Corpses mount as Tripoli faces humanitarian crisis
BODIES: Gaddafi's mercenaries left to die in hospital amid fighting
UP TO 80 bodies have been found decomposing at a Libyan hospital -- some having been apparently executed.
Four days after the battle started, the rotting corpses still lie in the Abu Selim Hospital, perhaps the worst symptom of the humanitarian crisis threatening to overtake Tripoli.
Some witnesses estimated the number of dead bodies at close to 80. Maggots were eating their faces, and their bodies had burst open in the 95F heat.
One had a eight-inch hole at the top of his head, one was burned, with the skeleton showing through, one had his hands bound behind his back.
Their skin, though now grey with putrefaction, had originally been black: these were mostly sub-Saharan Africans. They were mercenaries killed fighting for Gaddafi, said the volunteers who turned up in late afternoon to try to remove them.

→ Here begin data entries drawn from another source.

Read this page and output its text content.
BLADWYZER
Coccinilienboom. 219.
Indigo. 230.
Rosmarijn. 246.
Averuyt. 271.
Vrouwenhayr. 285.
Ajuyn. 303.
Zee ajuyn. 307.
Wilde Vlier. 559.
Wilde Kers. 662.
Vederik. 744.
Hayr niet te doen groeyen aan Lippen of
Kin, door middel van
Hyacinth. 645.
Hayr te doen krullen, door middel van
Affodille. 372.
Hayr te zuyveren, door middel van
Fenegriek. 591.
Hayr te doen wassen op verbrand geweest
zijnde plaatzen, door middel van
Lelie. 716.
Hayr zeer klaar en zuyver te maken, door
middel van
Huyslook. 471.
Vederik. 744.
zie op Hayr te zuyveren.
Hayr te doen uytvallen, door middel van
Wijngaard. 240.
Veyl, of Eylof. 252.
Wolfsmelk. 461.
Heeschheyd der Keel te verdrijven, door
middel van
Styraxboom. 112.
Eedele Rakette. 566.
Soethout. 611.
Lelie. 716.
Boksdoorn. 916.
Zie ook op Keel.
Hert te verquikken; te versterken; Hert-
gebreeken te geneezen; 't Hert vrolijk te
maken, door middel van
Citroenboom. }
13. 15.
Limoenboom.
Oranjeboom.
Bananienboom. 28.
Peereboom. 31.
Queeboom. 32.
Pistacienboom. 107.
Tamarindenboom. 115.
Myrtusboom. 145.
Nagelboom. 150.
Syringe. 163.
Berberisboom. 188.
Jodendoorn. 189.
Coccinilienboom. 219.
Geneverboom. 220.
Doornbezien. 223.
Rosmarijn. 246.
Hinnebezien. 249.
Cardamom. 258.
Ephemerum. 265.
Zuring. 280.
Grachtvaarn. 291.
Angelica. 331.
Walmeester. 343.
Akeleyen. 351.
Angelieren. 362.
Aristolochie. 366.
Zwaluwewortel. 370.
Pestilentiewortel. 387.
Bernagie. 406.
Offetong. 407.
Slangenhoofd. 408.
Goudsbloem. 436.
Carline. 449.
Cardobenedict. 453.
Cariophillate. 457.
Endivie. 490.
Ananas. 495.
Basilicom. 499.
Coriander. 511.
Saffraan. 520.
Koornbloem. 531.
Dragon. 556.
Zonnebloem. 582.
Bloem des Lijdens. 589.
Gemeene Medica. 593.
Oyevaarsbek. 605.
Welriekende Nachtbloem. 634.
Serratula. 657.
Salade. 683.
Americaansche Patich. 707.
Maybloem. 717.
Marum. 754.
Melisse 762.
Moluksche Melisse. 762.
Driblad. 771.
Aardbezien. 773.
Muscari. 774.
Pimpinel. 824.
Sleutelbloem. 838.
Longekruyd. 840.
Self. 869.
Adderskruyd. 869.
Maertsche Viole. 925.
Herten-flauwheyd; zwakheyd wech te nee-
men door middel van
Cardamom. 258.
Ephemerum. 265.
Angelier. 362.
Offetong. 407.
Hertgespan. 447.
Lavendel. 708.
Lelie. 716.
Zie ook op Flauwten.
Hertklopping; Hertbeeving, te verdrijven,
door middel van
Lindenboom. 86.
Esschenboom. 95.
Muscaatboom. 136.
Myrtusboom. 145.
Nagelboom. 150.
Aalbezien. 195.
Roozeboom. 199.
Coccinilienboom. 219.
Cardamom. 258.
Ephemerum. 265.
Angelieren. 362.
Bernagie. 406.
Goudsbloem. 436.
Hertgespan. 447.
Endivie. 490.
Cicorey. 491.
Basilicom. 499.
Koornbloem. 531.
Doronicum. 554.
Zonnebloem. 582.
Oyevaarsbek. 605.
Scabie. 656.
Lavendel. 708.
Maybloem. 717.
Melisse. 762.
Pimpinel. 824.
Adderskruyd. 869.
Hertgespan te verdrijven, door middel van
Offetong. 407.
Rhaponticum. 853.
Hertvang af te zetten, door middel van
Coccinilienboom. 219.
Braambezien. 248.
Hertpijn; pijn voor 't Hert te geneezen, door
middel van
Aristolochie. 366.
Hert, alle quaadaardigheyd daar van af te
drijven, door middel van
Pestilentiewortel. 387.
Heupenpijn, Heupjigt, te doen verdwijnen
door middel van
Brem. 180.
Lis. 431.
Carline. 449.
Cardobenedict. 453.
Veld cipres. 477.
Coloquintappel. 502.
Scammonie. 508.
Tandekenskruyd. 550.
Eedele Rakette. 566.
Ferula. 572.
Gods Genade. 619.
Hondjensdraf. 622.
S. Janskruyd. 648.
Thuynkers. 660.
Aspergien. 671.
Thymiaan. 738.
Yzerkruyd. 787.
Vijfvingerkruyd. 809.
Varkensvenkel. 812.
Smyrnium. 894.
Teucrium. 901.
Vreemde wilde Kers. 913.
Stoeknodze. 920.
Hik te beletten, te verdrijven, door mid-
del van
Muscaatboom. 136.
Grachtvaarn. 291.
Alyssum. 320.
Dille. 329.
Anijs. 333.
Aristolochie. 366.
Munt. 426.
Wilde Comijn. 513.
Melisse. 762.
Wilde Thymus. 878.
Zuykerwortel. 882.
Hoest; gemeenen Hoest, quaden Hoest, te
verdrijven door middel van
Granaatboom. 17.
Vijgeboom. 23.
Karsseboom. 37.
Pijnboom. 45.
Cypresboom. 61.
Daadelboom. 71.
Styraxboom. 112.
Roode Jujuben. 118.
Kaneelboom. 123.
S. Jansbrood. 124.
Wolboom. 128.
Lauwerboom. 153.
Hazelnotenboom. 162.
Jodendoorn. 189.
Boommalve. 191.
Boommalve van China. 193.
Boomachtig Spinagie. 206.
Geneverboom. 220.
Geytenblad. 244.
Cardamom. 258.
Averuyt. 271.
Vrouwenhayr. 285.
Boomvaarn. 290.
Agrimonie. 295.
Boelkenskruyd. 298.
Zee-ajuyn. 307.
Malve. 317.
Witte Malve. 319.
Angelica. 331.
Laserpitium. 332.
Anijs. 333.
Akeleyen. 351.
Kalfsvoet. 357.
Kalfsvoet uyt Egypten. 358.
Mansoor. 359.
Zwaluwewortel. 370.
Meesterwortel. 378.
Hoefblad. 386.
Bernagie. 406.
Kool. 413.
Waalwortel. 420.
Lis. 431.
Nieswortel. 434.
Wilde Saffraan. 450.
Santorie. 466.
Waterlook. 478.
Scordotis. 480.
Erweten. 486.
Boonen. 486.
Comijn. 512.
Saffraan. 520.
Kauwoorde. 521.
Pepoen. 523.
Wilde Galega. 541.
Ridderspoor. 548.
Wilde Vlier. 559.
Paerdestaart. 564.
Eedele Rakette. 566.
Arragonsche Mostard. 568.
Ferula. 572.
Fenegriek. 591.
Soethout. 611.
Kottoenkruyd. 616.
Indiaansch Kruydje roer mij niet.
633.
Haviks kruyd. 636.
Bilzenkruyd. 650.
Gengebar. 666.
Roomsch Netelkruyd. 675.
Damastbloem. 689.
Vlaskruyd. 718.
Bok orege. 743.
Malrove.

At least two were dressed in military trousers; others wore quite expensive shoes, not much seen in Libya.
But it is perfectly possible that not all were mercenaries; that in the fear and terror of urban warfare they were killed simply because of assumptions derived from their skin colour.
"It is a catastrophe, a crime against civilised standards," said Osama Bheleel, a cardiologist at a different hospital.
"I am ashamed for myself as a doctor to see these people.
"You can tell that some of them were alive when they came in, but there was no one there for them. There have been no medical staff at this hospital since Monday. Even now, everyone here is a volunteer."
The horror of Abu Selim is only the most extreme example of a city in growing humanitarian difficulties.
In other hospitals, patients are in pain for lack of essential drugs. Tripoli has now been without water for at least two days, meaning that no one can wash, cook, or dispose of sewage. Last night the electricity in the city centre became the latest service to fail.
At hospitals and elsewhere, eager revolutionary volunteers are trying to fill the gap. But there is still a great deal to do.